Na koniec pasa pilot chciał nabrać wysokości. Niestety, wszystko wskazuje, że zrobił to zbyt gwałtownie i doprowadził do tak zwanego przeciągnięcia. Piloci nazywają tak sytuację, kiedy kąt natarcia skrzydeł generuje zbyt małą siłę nośną, aby przezwyciężyć siłę grawitacji.
Na nagraniu widać, jak maszyna ześlizguje się na lewe skrzydło i uderza w ziemię, po czym wielokrotnie koziołkuje.
"Pilot wyszedł o własnych siłach"
Dawid Drobik, członek Aeroklubu Śląskiego, który był świadkiem zdarzenia powiedział, że prawdopodobnie doszło do podwiania skrzydła awionetki. - Staliśmy na płycie. Podczas podchodzenia do lądowania najprawdopodobniej doszło do podwiania skrzydła.

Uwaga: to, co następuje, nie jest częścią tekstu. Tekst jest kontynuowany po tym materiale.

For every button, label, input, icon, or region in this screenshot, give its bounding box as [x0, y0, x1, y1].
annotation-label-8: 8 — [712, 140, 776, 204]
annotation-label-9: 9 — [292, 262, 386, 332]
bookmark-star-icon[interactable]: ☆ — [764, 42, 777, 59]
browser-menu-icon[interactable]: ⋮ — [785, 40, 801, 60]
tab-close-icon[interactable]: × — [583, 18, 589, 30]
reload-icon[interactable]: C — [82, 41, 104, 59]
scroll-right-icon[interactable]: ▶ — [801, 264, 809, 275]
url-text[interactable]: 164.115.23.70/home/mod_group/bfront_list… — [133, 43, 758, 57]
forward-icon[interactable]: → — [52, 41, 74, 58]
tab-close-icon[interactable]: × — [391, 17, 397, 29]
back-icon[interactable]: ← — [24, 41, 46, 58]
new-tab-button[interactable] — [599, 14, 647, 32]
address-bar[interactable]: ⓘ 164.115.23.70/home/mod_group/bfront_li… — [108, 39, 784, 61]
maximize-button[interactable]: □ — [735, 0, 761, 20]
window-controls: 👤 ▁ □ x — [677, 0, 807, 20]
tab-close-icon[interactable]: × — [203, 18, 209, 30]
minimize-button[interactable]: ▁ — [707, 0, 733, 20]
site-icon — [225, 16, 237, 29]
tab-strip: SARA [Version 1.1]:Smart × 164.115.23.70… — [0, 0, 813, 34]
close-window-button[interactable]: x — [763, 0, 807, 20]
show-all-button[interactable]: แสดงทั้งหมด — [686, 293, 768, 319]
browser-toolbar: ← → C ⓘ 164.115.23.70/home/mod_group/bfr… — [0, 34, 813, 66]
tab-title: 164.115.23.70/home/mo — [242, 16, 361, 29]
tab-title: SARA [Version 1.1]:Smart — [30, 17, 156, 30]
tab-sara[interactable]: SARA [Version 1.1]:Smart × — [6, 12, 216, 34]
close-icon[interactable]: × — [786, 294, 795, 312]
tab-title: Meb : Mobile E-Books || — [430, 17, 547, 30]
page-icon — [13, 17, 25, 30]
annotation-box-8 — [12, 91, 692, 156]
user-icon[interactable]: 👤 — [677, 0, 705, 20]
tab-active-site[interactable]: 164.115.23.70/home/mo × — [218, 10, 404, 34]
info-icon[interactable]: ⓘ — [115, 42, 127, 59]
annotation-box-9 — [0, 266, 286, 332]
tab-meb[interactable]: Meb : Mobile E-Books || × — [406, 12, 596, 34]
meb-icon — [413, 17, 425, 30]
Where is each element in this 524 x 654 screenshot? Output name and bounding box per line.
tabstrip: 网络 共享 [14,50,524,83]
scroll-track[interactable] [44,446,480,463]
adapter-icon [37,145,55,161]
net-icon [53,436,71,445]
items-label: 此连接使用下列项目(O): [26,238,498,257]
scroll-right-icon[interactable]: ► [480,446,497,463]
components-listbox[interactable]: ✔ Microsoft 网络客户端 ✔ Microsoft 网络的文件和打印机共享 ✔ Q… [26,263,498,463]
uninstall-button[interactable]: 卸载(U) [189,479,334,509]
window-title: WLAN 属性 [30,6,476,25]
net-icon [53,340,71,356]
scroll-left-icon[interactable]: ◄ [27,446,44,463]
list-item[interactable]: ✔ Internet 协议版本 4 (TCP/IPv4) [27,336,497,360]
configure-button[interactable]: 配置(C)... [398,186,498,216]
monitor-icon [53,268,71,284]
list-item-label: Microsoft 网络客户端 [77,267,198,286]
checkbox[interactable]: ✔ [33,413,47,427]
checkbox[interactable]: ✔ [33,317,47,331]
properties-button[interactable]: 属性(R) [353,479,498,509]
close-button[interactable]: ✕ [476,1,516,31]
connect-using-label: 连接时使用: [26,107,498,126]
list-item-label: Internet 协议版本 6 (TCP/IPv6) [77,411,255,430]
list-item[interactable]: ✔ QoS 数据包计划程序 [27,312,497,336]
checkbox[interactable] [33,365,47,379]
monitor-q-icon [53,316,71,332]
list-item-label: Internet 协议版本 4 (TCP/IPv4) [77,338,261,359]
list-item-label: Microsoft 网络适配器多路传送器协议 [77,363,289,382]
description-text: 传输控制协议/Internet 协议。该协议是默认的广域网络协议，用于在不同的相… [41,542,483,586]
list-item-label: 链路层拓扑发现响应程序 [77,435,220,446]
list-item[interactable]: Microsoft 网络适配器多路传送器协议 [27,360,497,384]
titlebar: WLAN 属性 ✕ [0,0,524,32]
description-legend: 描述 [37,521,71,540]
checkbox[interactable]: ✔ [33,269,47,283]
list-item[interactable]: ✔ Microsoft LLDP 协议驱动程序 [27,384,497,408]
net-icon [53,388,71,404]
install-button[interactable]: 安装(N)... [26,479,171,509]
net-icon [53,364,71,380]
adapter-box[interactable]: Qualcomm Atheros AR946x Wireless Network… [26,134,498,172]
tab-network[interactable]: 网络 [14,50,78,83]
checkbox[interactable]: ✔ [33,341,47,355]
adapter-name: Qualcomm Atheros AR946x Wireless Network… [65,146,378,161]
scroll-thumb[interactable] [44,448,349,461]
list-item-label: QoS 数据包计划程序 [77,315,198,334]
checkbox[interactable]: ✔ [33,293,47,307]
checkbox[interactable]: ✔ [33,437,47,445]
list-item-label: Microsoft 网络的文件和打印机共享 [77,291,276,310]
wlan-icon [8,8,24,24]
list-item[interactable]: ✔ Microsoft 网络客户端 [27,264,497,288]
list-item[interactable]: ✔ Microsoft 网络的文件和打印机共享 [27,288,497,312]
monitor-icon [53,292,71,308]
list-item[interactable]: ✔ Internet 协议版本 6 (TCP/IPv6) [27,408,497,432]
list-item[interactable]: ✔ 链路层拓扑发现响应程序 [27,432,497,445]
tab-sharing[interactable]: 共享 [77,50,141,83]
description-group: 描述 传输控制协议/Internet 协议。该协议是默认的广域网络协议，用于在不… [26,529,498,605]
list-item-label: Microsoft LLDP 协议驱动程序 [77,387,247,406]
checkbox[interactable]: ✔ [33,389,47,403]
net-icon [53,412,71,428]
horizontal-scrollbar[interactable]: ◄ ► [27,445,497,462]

Samolot obrócił się momentalnie w lewą stronę, po kilku chwilach lotu, na wysokości 2-3 metrów doszło do kontaktu końcówki skrzydła z ziemią. Samolot zaczął się obracać, zderzył się ziemią. Postanowiliśmy podbiec, udzielić pomocy, jak już biegliśmy do wraku, pilot wyszedł o własnych siłach - relacjonował.
- Warto pamiętać, że dzisiaj mamy silny wiatr, duże podmuchy, na dodatek wiatr wieje prostopadle do osi pasa startowego: bardzo niekorzystne warunki do lądowania. Takie sytuacje zdarzają się rzadko, jeżeli w ogóle coś takiego ma miejsce, to lądowanie się przerywa i odchodzi na inne lotnisko - przekazał.